Mike Klotz: So I love this question and I really wish I had a solid answer for you. But the fact of the matter is that there are so many unknowns that we don’t know where this will land, we don’t even know when we’re going to be through the pandemic. So it’s really hard to speculate. You know, the biggest impact of research currently that as far as I can tell, is on companies that need to do their work in-person. So there’s a lot of companies out there whose strength is really in their ability to conduct in-person research, whether it’s focus groups, in-depth interviews, or mall intercepts, and they’ve had to adapt to what’s happening by leveraging new technologies in order to continue that work. So I don’t know if that’ll lead to a completely new way of operating once we get through this, but it could lead to some really innovative things and it’s going to be really interesting to keep an eye on. You know, on a personal level, as somebody who works remote, one positive I see is everyone’s adoption of new technology. For example, I love to do video calls with colleagues and clients, and in the past, people were very hesitant to turn on the video. Now it’s pretty standard practice to turn on video for all our calls. I think it helps connect people better, despite the distances between them. So I’m hoping that remains as we get back to quote unquote normal operating procedures. You know, for Cint, we’ve really embraced the work from home life, most of our offices around the world were closed down in early March and we’re all connecting on new and different levels through virtual lunch and virtual coffee breaks and company-wide happy hours. So we’ve also had some really productive global learning sessions. I think when you’re not in the office with people, when there’s an opportunity for a big group of people to come together and do one thing together, it really helps people feel connected again.

Adrian Tennant: Now you mentioned working remote. You’re based in Arkansas. At a local level, have you seen examples of communities coming closer together even while practicing social distancing?

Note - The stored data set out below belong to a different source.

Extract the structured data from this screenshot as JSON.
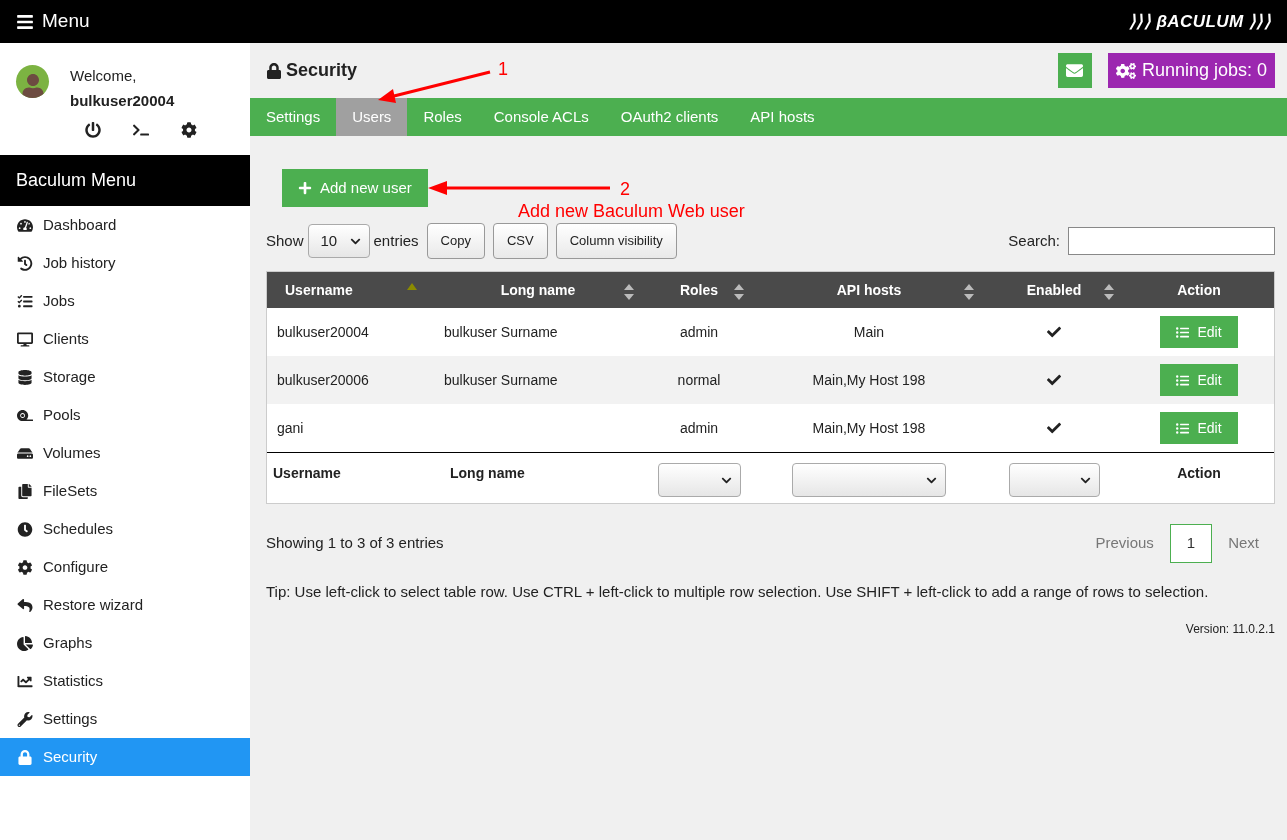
{
  "topbar": {
    "menu_label": "Menu",
    "logo": "⟩⟩⟩ βACULUM ⟩⟩⟩"
  },
  "user": {
    "welcome": "Welcome,",
    "username": "bulkuser20004"
  },
  "sidebar": {
    "title": "Baculum Menu",
    "items": [
      {
        "label": "Dashboard",
        "selected": false
      },
      {
        "label": "Job history",
        "selected": false
      },
      {
        "label": "Jobs",
        "selected": false
      },
      {
        "label": "Clients",
        "selected": false
      },
      {
        "label": "Storage",
        "selected": false
      },
      {
        "label": "Pools",
        "selected": false
      },
      {
        "label": "Volumes",
        "selected": false
      },
      {
        "label": "FileSets",
        "selected": false
      },
      {
        "label": "Schedules",
        "selected": false
      },
      {
        "label": "Configure",
        "selected": false
      },
      {
        "label": "Restore wizard",
        "selected": false
      },
      {
        "label": "Graphs",
        "selected": false
      },
      {
        "label": "Statistics",
        "selected": false
      },
      {
        "label": "Settings",
        "selected": false
      },
      {
        "label": "Security",
        "selected": true
      }
    ]
  },
  "page": {
    "title": "Security",
    "running_jobs": "Running jobs: 0"
  },
  "tabs": [
    {
      "label": "Settings",
      "selected": false
    },
    {
      "label": "Users",
      "selected": true
    },
    {
      "label": "Roles",
      "selected": false
    },
    {
      "label": "Console ACLs",
      "selected": false
    },
    {
      "label": "OAuth2 clients",
      "selected": false
    },
    {
      "label": "API hosts",
      "selected": false
    }
  ],
  "add_button": "Add new user",
  "annotations": [
    {
      "number": "1"
    },
    {
      "number": "2",
      "note": "Add new Baculum Web user"
    }
  ],
  "controls": {
    "show": "Show",
    "page_size": "10",
    "entries": "entries",
    "buttons": [
      "Copy",
      "CSV",
      "Column visibility"
    ],
    "search_label": "Search:"
  },
  "table": {
    "columns": [
      {
        "label": "Username",
        "sortable": true,
        "sorted": true
      },
      {
        "label": "Long name",
        "sortable": true,
        "sorted": false
      },
      {
        "label": "Roles",
        "sortable": true,
        "sorted": false
      },
      {
        "label": "API hosts",
        "sortable": true,
        "sorted": false
      },
      {
        "label": "Enabled",
        "sortable": true,
        "sorted": false
      },
      {
        "label": "Action",
        "sortable": false,
        "sorted": false
      }
    ],
    "rows": [
      {
        "username": "bulkuser20004",
        "long_name": "bulkuser Surname",
        "roles": "admin",
        "api_hosts": "Main",
        "enabled": true,
        "action": "Edit"
      },
      {
        "username": "bulkuser20006",
        "long_name": "bulkuser Surname",
        "roles": "normal",
        "api_hosts": "Main,My Host 198",
        "enabled": true,
        "action": "Edit"
      },
      {
        "username": "gani",
        "long_name": "",
        "roles": "admin",
        "api_hosts": "Main,My Host 198",
        "enabled": true,
        "action": "Edit"
      }
    ],
    "footer": [
      {
        "kind": "text",
        "label": "Username"
      },
      {
        "kind": "text",
        "label": "Long name"
      },
      {
        "kind": "select"
      },
      {
        "kind": "select"
      },
      {
        "kind": "select"
      },
      {
        "kind": "text",
        "label": "Action"
      }
    ]
  },
  "info": "Showing 1 to 3 of 3 entries",
  "pagination": [
    {
      "label": "Previous",
      "selected": false
    },
    {
      "label": "1",
      "selected": true
    },
    {
      "label": "Next",
      "selected": false
    }
  ],
  "tip": "Tip: Use left-click to select table row. Use CTRL + left-click to multiple row selection. Use SHIFT + left-click to add a range of rows to selection.",
  "version": "Version: 11.0.2.1"
}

Mike Klotz: So here in the Northwest corner of Arkansas where I live, we’re home to the headquarters of Walmart, Tyson Foods and J B Hunt. And I think there’s a bit of a sense of pride in this community with the work that these companies have been doing during this crisis. Walmart’s opened a parking lot for drive-through COVID testing. They’ve altered their operations to ensure the safety of their associates and their customers. The president had their CEO, Doug McMillon, at a press conference last month and has praised the work that they’re doing. Tyson Food has been working to keep food flowing to grocery stores. They’ve made donations to support hunger and community relief. And J B Hunt – that does shipping and logistics – they’ve kept the supply chain running. There’s still trucks on the road delivering goods to people that need it. So when I talk to local people or scan social media, there’s definitely a lot of proud employees from these companies in this area right now.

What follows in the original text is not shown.